If the book is read primarily as a memoir, its exclusive reference to one man’s story will make sense and be helpful. We all need help. Why not learn from the classic that is famous for its insights into the human condition? Yet—and I believe the author would agree—there is more to the epic than the first word of Dreher’s title: How. There is something about the majesty of the Divine Comedy that should not be reduced to a self-help book—or even the appearance of a self-help book.
Greater than Dante’s portrait of an individual soul is the Commedia’s testimony to the justice of God.
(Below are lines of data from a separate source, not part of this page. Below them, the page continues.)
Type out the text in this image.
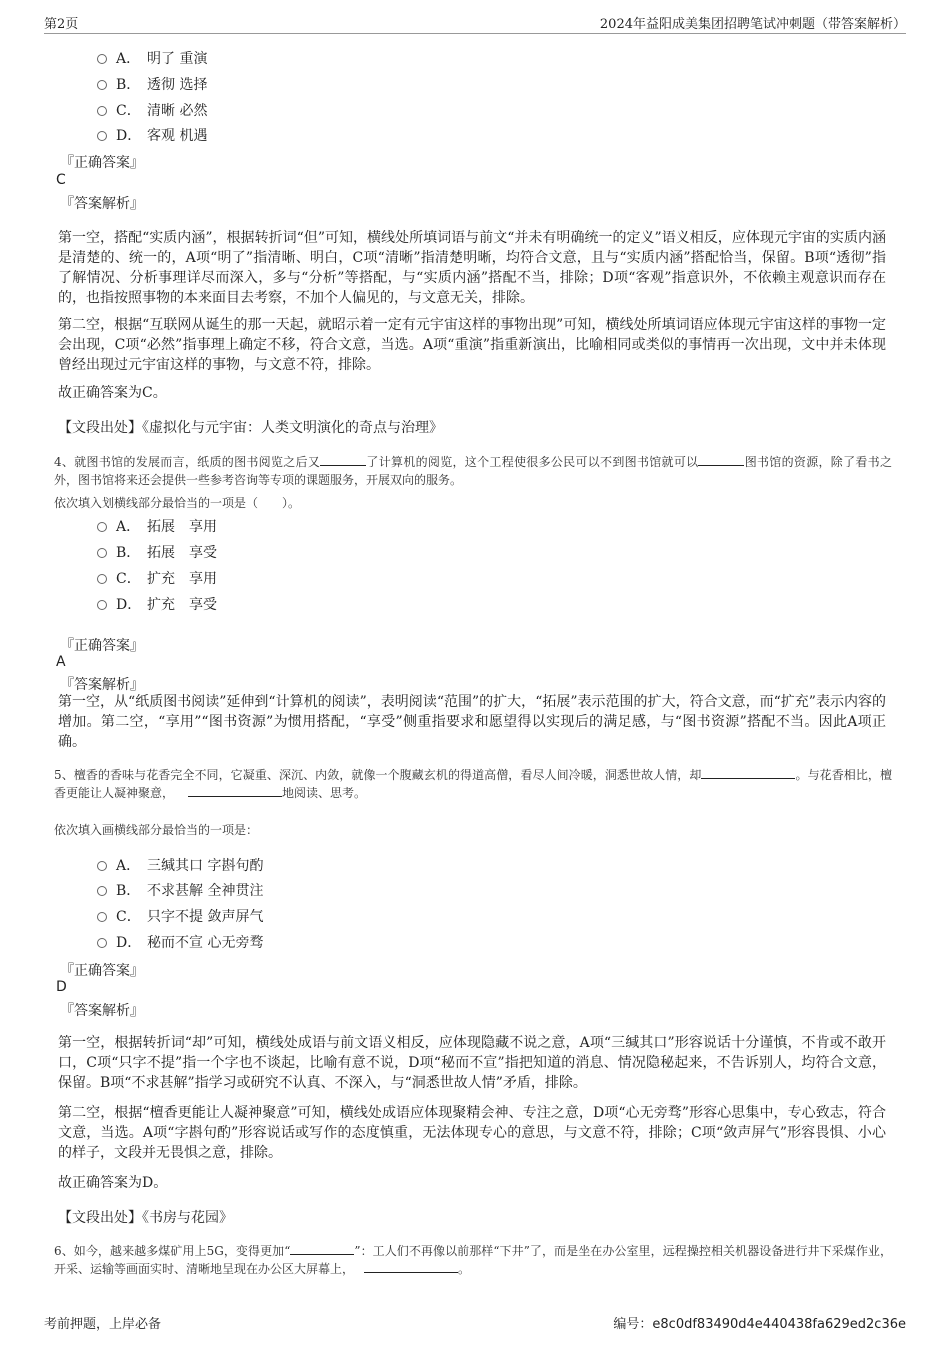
第2页	2024年益阳成美集团招聘笔试冲刺题（带答案解析）
A． 明了 重演
B． 透彻 选择
C． 清晰 必然
D． 客观 机遇
『正确答案』
C
『答案解析』
第一空，搭配“实质内涵”，根据转折词“但”可知，横线处所填词语与前文“并未有明确统一的定义”语义相反，应体现元宇宙的实质内涵是清楚的、统一的，A项“明了”指清晰、明白，C项“清晰”指清楚明晰，均符合文意，且与“实质内涵”搭配恰当，保留。B项“透彻”指了解情况、分析事理详尽而深入，多与“分析”等搭配，与“实质内涵”搭配不当，排除；D项“客观”指意识外，不依赖主观意识而存在的，也指按照事物的本来面目去考察，不加个人偏见的，与文意无关，排除。
第二空，根据“互联网从诞生的那一天起，就昭示着一定有元宇宙这样的事物出现”可知，横线处所填词语应体现元宇宙这样的事物一定会出现，C项“必然”指事理上确定不移，符合文意，当选。A项“重演”指重新演出，比喻相同或类似的事情再一次出现，文中并未体现曾经出现过元宇宙这样的事物，与文意不符，排除。
故正确答案为C。
【文段出处】《虚拟化与元宇宙：人类文明演化的奇点与治理》
4、就图书馆的发展而言，纸质的图书阅览之后又	了计算机的阅览，这个工程使很多公民可以不到图书馆就可以	图书馆的资源，除了看书之外，图书馆将来还会提供一些参考咨询等专项的课题服务，开展双向的服务。
依次填入划横线部分最恰当的一项是（　　）。
A． 拓展　享用
B． 拓展　享受
C． 扩充　享用
D． 扩充　享受
『正确答案』
A
『答案解析』
第一空，从“纸质图书阅读”延伸到“计算机的阅读”，表明阅读“范围”的扩大，“拓展”表示范围的扩大，符合文意，而“扩充”表示内容的增加。第二空，“享用”“图书资源”为惯用搭配，“享受”侧重指要求和愿望得以实现后的满足感，与“图书资源”搭配不当。因此A项正确。
5、檀香的香味与花香完全不同，它凝重、深沉、内敛，就像一个腹藏玄机的得道高僧，看尽人间冷暖，洞悉世故人情，却	。与花香相比，檀香更能让人凝神聚意，	地阅读、思考。
依次填入画横线部分最恰当的一项是：
A． 三缄其口 字斟句酌
B． 不求甚解 全神贯注
C． 只字不提 敛声屏气
D． 秘而不宣 心无旁骛
『正确答案』
D
『答案解析』
第一空，根据转折词“却”可知，横线处成语与前文语义相反，应体现隐藏不说之意，A项“三缄其口”形容说话十分谨慎，不肯或不敢开口，C项“只字不提”指一个字也不谈起，比喻有意不说，D项“秘而不宣”指把知道的消息、情况隐秘起来，不告诉别人，均符合文意，保留。B项“不求甚解”指学习或研究不认真、不深入，与“洞悉世故人情”矛盾，排除。
第二空，根据“檀香更能让人凝神聚意”可知，横线处成语应体现聚精会神、专注之意，D项“心无旁骛”形容心思集中，专心致志，符合文意，当选。A项“字斟句酌”形容说话或写作的态度慎重，无法体现专心的意思，与文意不符，排除；C项“敛声屏气”形容畏惧、小心的样子，文段并无畏惧之意，排除。
故正确答案为D。
【文段出处】《书房与花园》
6、如今，越来越多煤矿用上5G，变得更加“	”：工人们不再像以前那样“下井”了，而是坐在办公室里，远程操控相关机器设备进行井下采煤作业，开采、运输等画面实时、清晰地呈现在办公区大屏幕上，	。
考前押题，上岸必备	编号：e8c0df83490d4e440438fa629ed2c36e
The poem’s perfect symmetry, evident in divisions and cantos of threes, the repeating triplex of rhyme, its ordered topography of the afterlife, and most of all, the justice meted out to sinners in symmetry with the nature of their sins—all of it witnesses to a righteous God. “The Providence that regulates the whole” does not always cater to our insecurities, solve our personal problems, or reflect our notions of right and wrong. The Pilgrim, who initially sympathizes with sinners in Inferno, later hardens his heart toward them in recognition of the necessity of God’s judgment. Finally, at the very end of the journey, the shades of the just rejoice around the heavenly white rose. But God, who is not a shade, is veiled in light. There is no dying in the Commedia, for everyone is dead except God.
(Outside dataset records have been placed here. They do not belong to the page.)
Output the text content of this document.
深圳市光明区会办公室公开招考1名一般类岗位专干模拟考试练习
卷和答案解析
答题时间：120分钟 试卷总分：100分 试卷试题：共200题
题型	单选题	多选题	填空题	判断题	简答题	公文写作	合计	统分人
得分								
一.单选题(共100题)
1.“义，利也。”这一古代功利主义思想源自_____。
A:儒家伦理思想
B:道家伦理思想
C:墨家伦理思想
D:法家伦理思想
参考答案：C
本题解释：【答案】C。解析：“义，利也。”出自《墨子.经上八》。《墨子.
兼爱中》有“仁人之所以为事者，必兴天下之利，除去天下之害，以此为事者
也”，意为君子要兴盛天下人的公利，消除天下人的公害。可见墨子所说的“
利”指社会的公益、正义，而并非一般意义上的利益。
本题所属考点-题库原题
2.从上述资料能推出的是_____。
If Dreher’s study of Dante is a book of answers, Alberto Manguel’s Curiosity is a book of questions. Aside from their veneration of Dante, the two authors have little in common. Whereas Dreher applies the Commedia to a personal problem, Manguel universalizes it and lets it loose in the world. He frames each chapter with two questions, one from his own life, the other a universal dilemma. His chapters are questions: Where is our place? What are the consequences of our actions? What comes next? His dialectical approach is reminiscent of Dante’s theological mentor, Thomas Aquinas.
With a spark provided by Dante, Manguel’s questions lead to further interrogations of history and literature. For example, the horrors observed by the Pilgrim in the Wood of Suicides in Canto XIII of Inferno lead Manguel to conversations with Augustine, Samuel Beckett, and Shakespeare, and into wider considerations of contemporary violence. His interpretation of the poem’s characters—and Dante himself—as immigrants evokes the hell of a refugee camp and the long train of migrants crossing not from purgatory to heaven, but from Syria to Germany. The Pilgrim’s great-grandfather prophesies Dante’s fate and that of all refugees:
You shall be forced to leave behind those things
you love most dearly, and this is the first
arrow the bow of your exile will shoot.
And you will know how salty is the taste
of others’ bread, how hard the road that takes
you down and up the stairs of others’ homes.
You might have imagined by now that it is easier to enjoy Dante than to review books on Dante! I suggest that you choose one of the many English translations of the Divine Comedy—I have found Mark Musa’s translation in The Portable Dante most helpful—and devote yourself to a long winter’s read. Then draw from it your own conclusions—or questions. It may save your life.